Por não citadas, tantas outras centenas de fantasias culinárias, moldadas por variações locais, como acontece com a cozinha nyonya, não são menos gastronomicamente sedutoras ou elegíveis para o exercício proposto por Italo Calvino. O mesmo é igualmente válido para a imensa oferta de batidos de fruta tropical e de cerveja local — como a Beerlao, a Angkor e a cerveja artesanal de Hanói, a que se juntam o chá de gengibre, o de masala e, ainda, o omnipresente chinese tea.
Uma geografia de sabores
Se o mapa culinário, ainda que abreviado, resulta num amável labirinto de perdições, a cartografia destes pequenos negócios familiares obriga inevitavelmente a uma imersão em espaços carismáticos que escoram as identidades urbanas das cidades asiáticas e onde se revelam instantâneos desta despretensiosa comida de rua: as cozinhas alinhadas à beira do Mekong, na histórica Luang Prabang, ou em Pakse, no Laos, as bancas do Mercado Central ou os “restaurantes” de toldos e banquinhos de plástico na Preah Ang Eng (ou 13 St.) a dois passos do Museu Nacional de Phnom Penh, e arribados à muralha de um templo budista, o mercado de arquitectura colonial de Bantambang, no Norte do Camboja, as cozinhas de Yaowarat, a Chinatown de Banguecoque, ou de Nang Loeng, um dos velhos mercados da capital tailandesa, ou, ainda, os mercados nocturnos de Ayutthaya, Chiang Mai e Chiang Rai, no Centro e no Norte da Tailândia, a Chinatown de Kuala Lumpur e a mais recatada Glutton Street, também na capital da Malásia, os mercados e as furgonetas fumegantes de Jacarta, de Bandung e de Surabaia, na Indonésia, o mercado de comida de Glutton Bay em Singapura, os botecos do Phô co Hà Nôi , o bairro mais antigo da capital vietnamita, ou os fogareiros nas noites fluviais de Hué e de Hoi An e os mercados e as ruelas do centro de Ho-Chi-Minh, o cruzamento animado da Lebuh Chulia com a Love Lane, em George Town, No norte da Malásia. Tudo o que se enumera não logra ser mais do que uma modesta fracção do vasto éden de comida de rua que é todo o Sudeste Asiático.

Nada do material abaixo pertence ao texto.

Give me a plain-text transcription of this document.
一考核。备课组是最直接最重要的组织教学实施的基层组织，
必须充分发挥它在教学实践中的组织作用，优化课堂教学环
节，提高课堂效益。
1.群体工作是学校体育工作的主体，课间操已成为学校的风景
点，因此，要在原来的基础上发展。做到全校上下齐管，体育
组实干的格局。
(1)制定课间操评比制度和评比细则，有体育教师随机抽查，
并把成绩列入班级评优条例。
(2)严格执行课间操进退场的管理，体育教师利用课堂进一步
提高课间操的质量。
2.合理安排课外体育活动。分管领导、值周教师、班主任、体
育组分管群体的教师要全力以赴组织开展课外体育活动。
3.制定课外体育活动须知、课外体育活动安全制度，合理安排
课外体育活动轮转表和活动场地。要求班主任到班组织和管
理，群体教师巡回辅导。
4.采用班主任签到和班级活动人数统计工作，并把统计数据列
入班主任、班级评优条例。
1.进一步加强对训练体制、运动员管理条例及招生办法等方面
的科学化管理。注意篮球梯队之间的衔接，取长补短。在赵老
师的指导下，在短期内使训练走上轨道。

Em muitos desses espaços vem crescendo uma oferta turística de visitas guiadas a recantos menos e mais badalados (chamam-lhes Food Safari em Singapura), onde o forasteiro pode aceder à experiência do eat like a local. Noutros sítios, como em Chiang Mai ou em Penang, tornou-se moda a realização de workshops de culinária. Estas “tendências” têm, no entanto, reversos de medalha: em Penang, tem sido registada desde o ano passado uma reacção contra a instalação de chefs alienígenas, e de restaurantes de cadeias internacionais, pelo risco, alega-se, de adulteração dos sabores — os “verdadeiros” — da gastronomia local. Os admiradores da receita de nasi kandar (arroz temperado com especiarias acompanhado por diferentes tipos de caril e vegetais, como beringela), um prato exemplar da gastronomia multicultural da Malásia, poderiam perder, no espaço de numa geração, a referência dos sabores tradicionais, obtidos com as técnicas locais de confecção. No “engolir o país”, sublinha Italo Calvino, inclui-se expressamente toda a dimensão cultural que envolve a criação da iguaria, “não só as diversas práticas da cozinha e do condimento, mas também o uso dos diversos instrumentos com que se mói a farinha ou se mexe a panela”. E, também, os ingredientes apropriados e devidamente escrutinados pela experiência acumulada dos saberes locais — acrescentava, justamente, Olívia, a viajante de Calvino na sua jornada gastronómica por Oaxaca, que “… se a matéria-prima for insípida, nenhum condimento pode realçar um sabor que não existe”.